Property and Environment
Old and New Remedies to Protect Natural Resources in the European Context
2007
Tags: Comparative Law, Environmental/Energy and Resources Law, International Law, Property/Community Property, The Common Core of European Private Law Series
406 pp $67.00
ISBN 978-1-59460-332-7
At the Common Core meeting of 1995 a "Working Agenda" was presented to the "Group on Property" with the aim of facing the problem of individualizing the common core of European Private Law in the field of property as related to the environment.
It was pointed out that this is actually a field where not only private law, but also many other components play a very important role. As the purpose of the Trento project is basically one of private law, the aim of the Working Agenda and of the following Questionnaire was to focus on the particular question: "Who owns the environment?" On this basis, the "Group on Property", agreed to give the author the task, as co-ordinator of the project on "Property and Environment", of drafting the questionnaire applying the methodology decided in Trento.
The first version of the questionnaire was presented at the Common Core meeting of 1996 and revised after a discussion with the national reporters and the chairman of the session "Property", Professor Antonio Gambaro. The revised version was then circulated to environmental law experts from different European countries.

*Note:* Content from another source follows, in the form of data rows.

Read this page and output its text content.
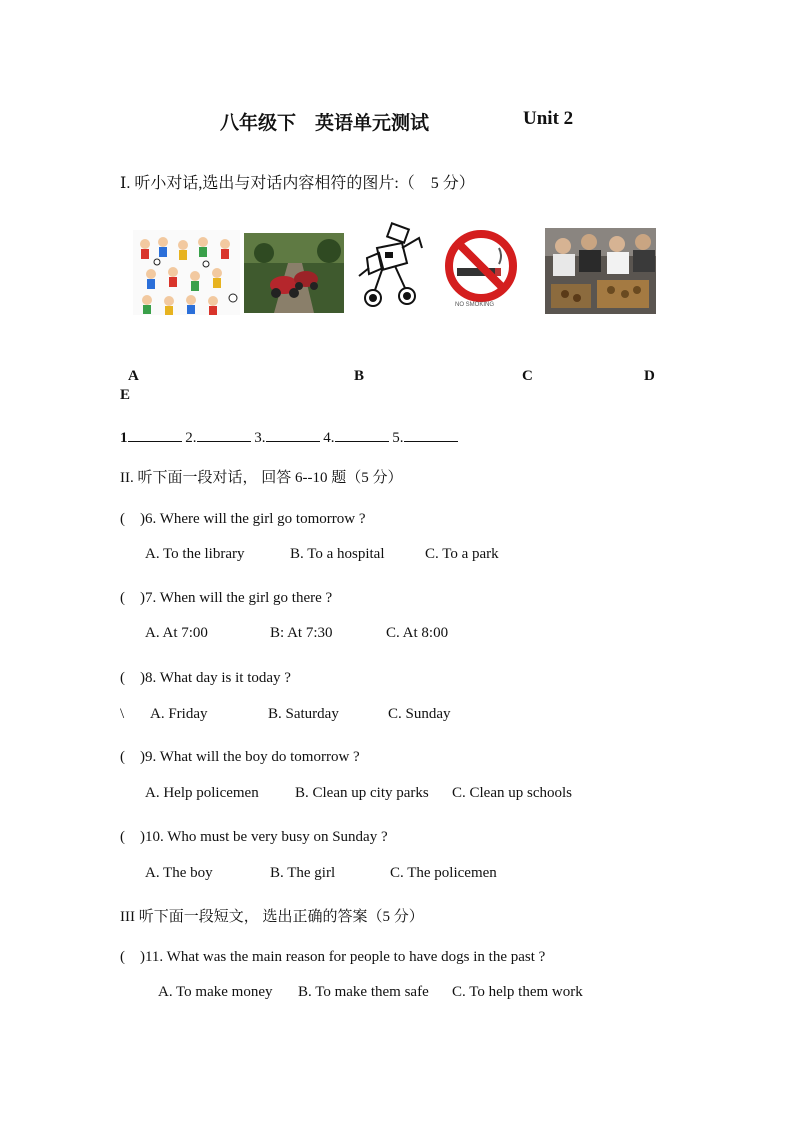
八年级下　英语单元测试	Unit 2
Ⅰ. 听小对话,选出与对话内容相符的图片:（　5 分）
NO SMOKING
A	B	C	D
E
1	2.	3.	4.	5.
II. 听下面一段对话， 回答 6--10 题（5 分）
(　)6. Where will the girl go tomorrow ?
A. To the library	B. To a hospital	C. To a park
(　)7. When will the girl go there ?
A. At 7:00	B: At 7:30	C. At 8:00
(　)8. What day is it today ?
\ A. Friday	B. Saturday	C. Sunday
(　)9. What will the boy do tomorrow ?
A. Help policemen B. Clean up city parks C. Clean up schools
(　)10. Who must be very busy on Sunday ?
A. The boy	B. The girl	C. The policemen
III 听下面一段短文， 选出正确的答案（5 分）
(　)11. What was the main reason for people to have dogs in the past ?
A. To make money B. To make them safe C. To help them work
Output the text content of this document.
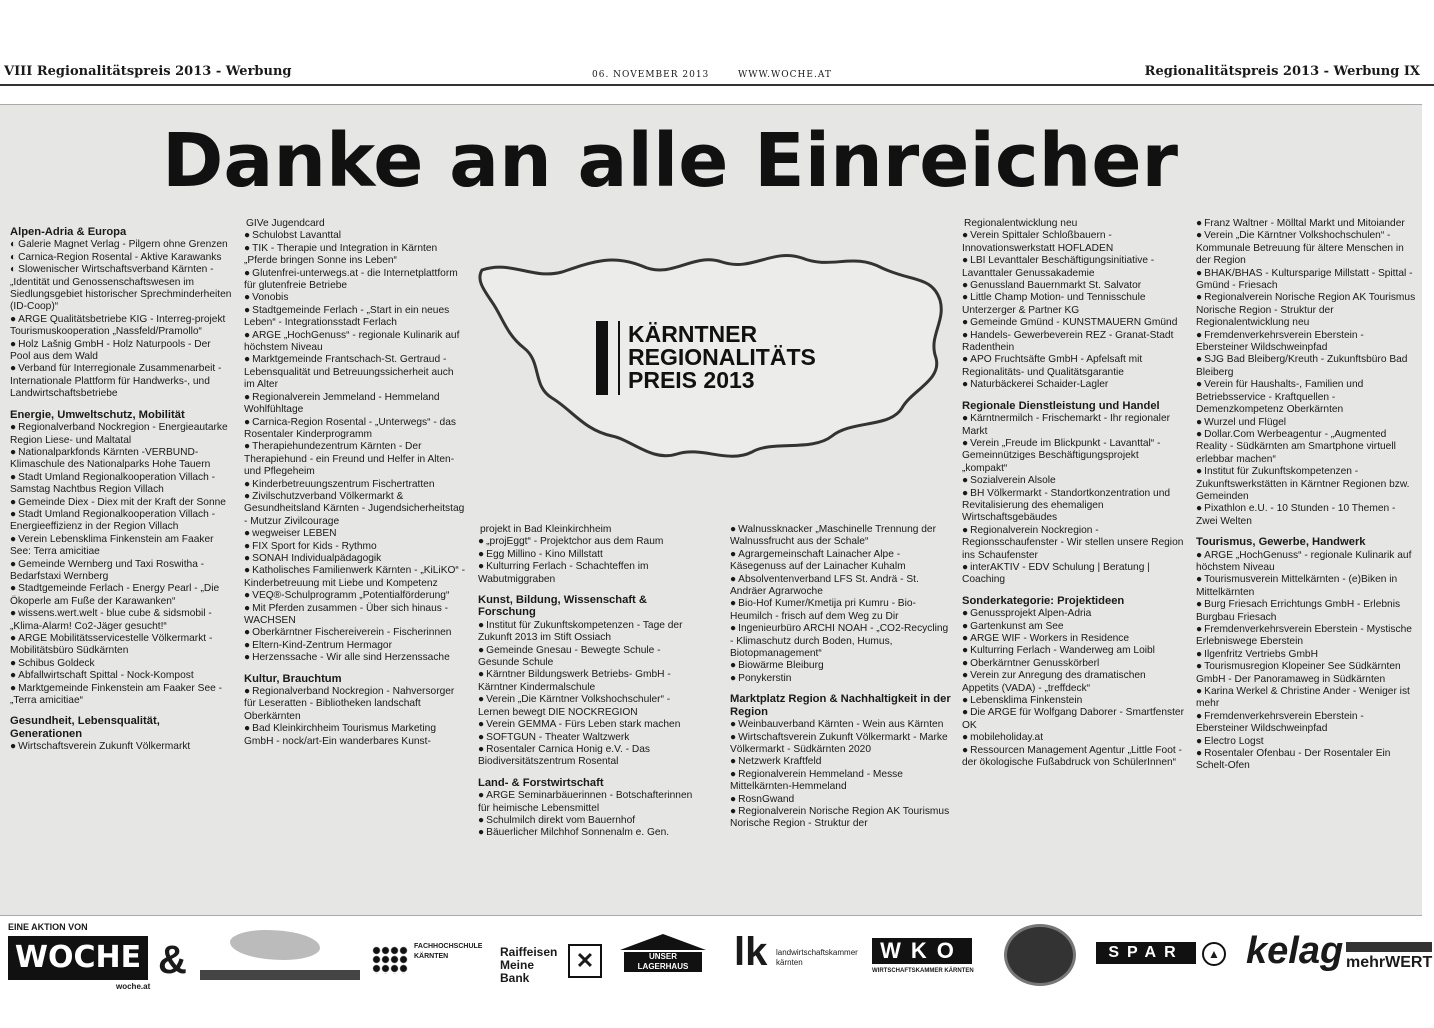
VIII Regionalitätspreis 2013 - Werbung	06. NOVEMBER 2013	WWW.WOCHE.AT	Regionalitätspreis 2013 - Werbung IX
Danke an alle Einreicher
KÄRNTNER
REGIONALITÄTS
PREIS 2013
Alpen-Adria & Europa
◐ Galerie Magnet Verlag - Pilgern ohne Grenzen
◐ Carnica-Region Rosental - Aktive Karawanks
◐ Slowenischer Wirtschaftsverband Kärnten - „Identität und Genossenschaftswesen im Siedlungsgebiet historischer Sprechminderheiten (ID-Coop)“
● ARGE Qualitätsbetriebe KIG - Interreg-projekt Tourismuskooperation „Nassfeld/Pramollo“
● Holz Lašnig GmbH - Holz Naturpools - Der Pool aus dem Wald
● Verband für Interregionale Zusammenarbeit - Internationale Plattform für Handwerks-, und Landwirtschaftsbetriebe
Energie, Umweltschutz, Mobilität
● Regionalverband Nockregion - Energieautarke Region Liese- und Maltatal
● Nationalparkfonds Kärnten -VERBUND-Klimaschule des Nationalparks Hohe Tauern
● Stadt Umland Regionalkooperation Villach - Samstag Nachtbus Region Villach
● Gemeinde Diex - Diex mit der Kraft der Sonne
● Stadt Umland Regionalkooperation Villach - Energieeffizienz in der Region Villach
● Verein Lebensklima Finkenstein am Faaker See: Terra amicitiae
● Gemeinde Wernberg und Taxi Roswitha - Bedarfstaxi Wernberg
● Stadtgemeinde Ferlach - Energy Pearl - „Die Ökoperle am Fuße der Karawanken“
● wissens.wert.welt - blue cube & sidsmobil - „Klima-Alarm! Co2-Jäger gesucht!“
● ARGE Mobilitätsservicestelle Völkermarkt - Mobilitätsbüro Südkärnten
● Schibus Goldeck
● Abfallwirtschaft Spittal - Nock-Kompost
● Marktgemeinde Finkenstein am Faaker See - „Terra amicitiae“
Gesundheit, Lebensqualität, Generationen
● Wirtschaftsverein Zukunft Völkermarkt
GIVe Jugendcard
● Schulobst Lavanttal
● TIK - Therapie und Integration in Kärnten „Pferde bringen Sonne ins Leben“
● Glutenfrei-unterwegs.at - die Internetplattform für glutenfreie Betriebe
● Vonobis
● Stadtgemeinde Ferlach - „Start in ein neues Leben“ - Integrationsstadt Ferlach
● ARGE „HochGenuss“ - regionale Kulinarik auf höchstem Niveau
● Marktgemeinde Frantschach-St. Gertraud - Lebensqualität und Betreuungssicherheit auch im Alter
● Regionalverein Jemmeland - Hemmeland Wohlfühltage
● Carnica-Region Rosental - „Unterwegs“ - das Rosentaler Kinderprogramm
● Therapiehundezentrum Kärnten - Der Therapiehund - ein Freund und Helfer in Alten- und Pflegeheim
● Kinderbetreuungszentrum Fischertratten
● Zivilschutzverband Völkermarkt & Gesundheitsland Kärnten - Jugendsicherheitstag - Mutzur Zivilcourage
● wegweiser LEBEN
● FIX Sport for Kids - Rythmo
● SONAH Individualpädagogik
● Katholisches Familienwerk Kärnten - „KiLiKO“ - Kinderbetreuung mit Liebe und Kompetenz
● VEQ®-Schulprogramm „Potentialförderung“
● Mit Pferden zusammen - Über sich hinaus - WACHSEN
● Oberkärntner Fischereiverein - Fischerinnen
● Eltern-Kind-Zentrum Hermagor
● Herzenssache - Wir alle sind Herzenssache
Kultur, Brauchtum
● Regionalverband Nockregion - Nahversorger für Leseratten - Bibliotheken landschaft Oberkärnten
● Bad Kleinkirchheim Tourismus Marketing GmbH - nock/art-Ein wanderbares Kunst-
projekt in Bad Kleinkirchheim
● „projEggt“ - Projektchor aus dem Raum
● Egg Millino - Kino Millstatt
● Kulturring Ferlach - Schachteffen im Wabutmiggraben
Kunst, Bildung, Wissenschaft & Forschung
● Institut für Zukunftskompetenzen - Tage der Zukunft 2013 im Stift Ossiach
● Gemeinde Gnesau - Bewegte Schule - Gesunde Schule
● Kärntner Bildungswerk Betriebs- GmbH - Kärntner Kindermalschule
● Verein „Die Kärntner Volkshochschuler“ - Lernen bewegt DIE NOCKREGION
● Verein GEMMA - Fürs Leben stark machen
● SOFTGUN - Theater Waltzwerk
● Rosentaler Carnica Honig e.V. - Das Biodiversitätszentrum Rosental
Land- & Forstwirtschaft
● ARGE Seminarbäuerinnen - Botschafterinnen für heimische Lebensmittel
● Schulmilch direkt vom Bauernhof
● Bäuerlicher Milchhof Sonnenalm e. Gen.
● Walnussknacker „Maschinelle Trennung der Walnussfrucht aus der Schale“
● Agrargemeinschaft Lainacher Alpe - Käsegenuss auf der Lainacher Kuhalm
● Absolventenverband LFS St. Andrä - St. Andräer Agrarwoche
● Bio-Hof Kumer/Kmetija pri Kumru - Bio-Heumilch - frisch auf dem Weg zu Dir
● Ingenieurbüro ARCHI NOAH - „CO2-Recycling - Klimaschutz durch Boden, Humus, Biotopmanagement“
● Biowärme Bleiburg
● Ponykerstin
Marktplatz Region & Nachhaltigkeit in der Region
● Weinbauverband Kärnten - Wein aus Kärnten
● Wirtschaftsverein Zukunft Völkermarkt - Marke Völkermarkt - Südkärnten 2020
● Netzwerk Kraftfeld
● Regionalverein Hemmeland - Messe Mittelkärnten-Hemmeland
● RosnGwand
● Regionalverein Norische Region AK Tourismus Norische Region - Struktur der
Regionalentwicklung neu
● Verein Spittaler Schloßbauern - Innovationswerkstatt HOFLADEN
● LBI Levanttaler Beschäftigungsinitiative - Lavanttaler Genussakademie
● Genussland Bauernmarkt St. Salvator
● Little Champ Motion- und Tennisschule Unterzerger & Partner KG
● Gemeinde Gmünd - KUNSTMAUERN Gmünd
● Handels- Gewerbeverein REZ - Granat-Stadt Radenthein
● APO Fruchtsäfte GmbH - Apfelsaft mit Regionalitäts- und Qualitätsgarantie
● Naturbäckerei Schaider-Lagler
Regionale Dienstleistung und Handel
● Kärntnermilch - Frischemarkt - Ihr regionaler Markt
● Verein „Freude im Blickpunkt - Lavanttal“ - Gemeinnütziges Beschäftigungsprojekt „kompakt“
● Sozialverein Alsole
● BH Völkermarkt - Standortkonzentration und Revitalisierung des ehemaligen Wirtschaftsgebäudes
● Regionalverein Nockregion - Regionsschaufenster - Wir stellen unsere Region ins Schaufenster
● interAKTIV - EDV Schulung | Beratung | Coaching
Sonderkategorie: Projektideen
● Genussprojekt Alpen-Adria
● Gartenkunst am See
● ARGE WIF - Workers in Residence
● Kulturring Ferlach - Wanderweg am Loibl
● Oberkärntner Genusskörberl
● Verein zur Anregung des dramatischen Appetits (VADA) - „treffdeck“
● Lebensklima Finkenstein
● Die ARGE für Wolfgang Daborer - Smartfenster OK
● mobileholiday.at
● Ressourcen Management Agentur „Little Foot - der ökologische Fußabdruck von SchülerInnen“
● Franz Waltner - Mölltal Markt und Mitoiander
● Verein „Die Kärntner Volkshochschulen“ - Kommunale Betreuung für ältere Menschen in der Region
● BHAK/BHAS - Kultursparige Millstatt - Spittal - Gmünd - Friesach
● Regionalverein Norische Region AK Tourismus Norische Region - Struktur der Regionalentwicklung neu
● Fremdenverkehrsverein Eberstein - Ebersteiner Wildschweinpfad
● SJG Bad Bleiberg/Kreuth - Zukunftsbüro Bad Bleiberg
● Verein für Haushalts-, Familien und Betriebsservice - Kraftquellen - Demenzkompetenz Oberkärnten
● Wurzel und Flügel
● Dollar.Com Werbeagentur - „Augmented Reality - Südkärnten am Smartphone virtuell erlebbar machen“
● Institut für Zukunftskompetenzen - Zukunftswerkstätten in Kärntner Regionen bzw. Gemeinden
● Pixathlon e.U. - 10 Stunden - 10 Themen - Zwei Welten
Tourismus, Gewerbe, Handwerk
● ARGE „HochGenuss“ - regionale Kulinarik auf höchstem Niveau
● Tourismusverein Mittelkärnten - (e)Biken in Mittelkärnten
● Burg Friesach Errichtungs GmbH - Erlebnis Burgbau Friesach
● Fremdenverkehrsverein Eberstein - Mystische Erlebniswege Eberstein
● Ilgenfritz Vertriebs GmbH
● Tourismusregion Klopeiner See Südkärnten GmbH - Der Panoramaweg in Südkärnten
● Karina Werkel & Christine Ander - Weniger ist mehr
● Fremdenverkehrsverein Eberstein - Ebersteiner Wildschweinpfad
● Electro Logst
● Rosentaler Ofenbau - Der Rosentaler Ein Schelt-Ofen
EINE AKTION VON
WOCHE
woche.at
&	FACHHOCHSCHULE KÄRNTEN	Raiffeisen Meine Bank
✕	UNSER LAGERHAUS	lk landwirtschaftskammer kärnten	WKO
WIRTSCHAFTSKAMMER KÄRNTEN
SPAR	▲ kelag mehrWERT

This volume contains case studies from thirteen European jurisdictions, representing civil law countries, common law countries and Nordic countries in a balanced way. It is divided in two main parts: the first one contains three introductory chapters where the authors try to sketch out the general scenario in an historical and comparative law perspective; the second one includes, after a short description of the working agenda and the questionnaire, the case studies of the thirteen European jurisdictions.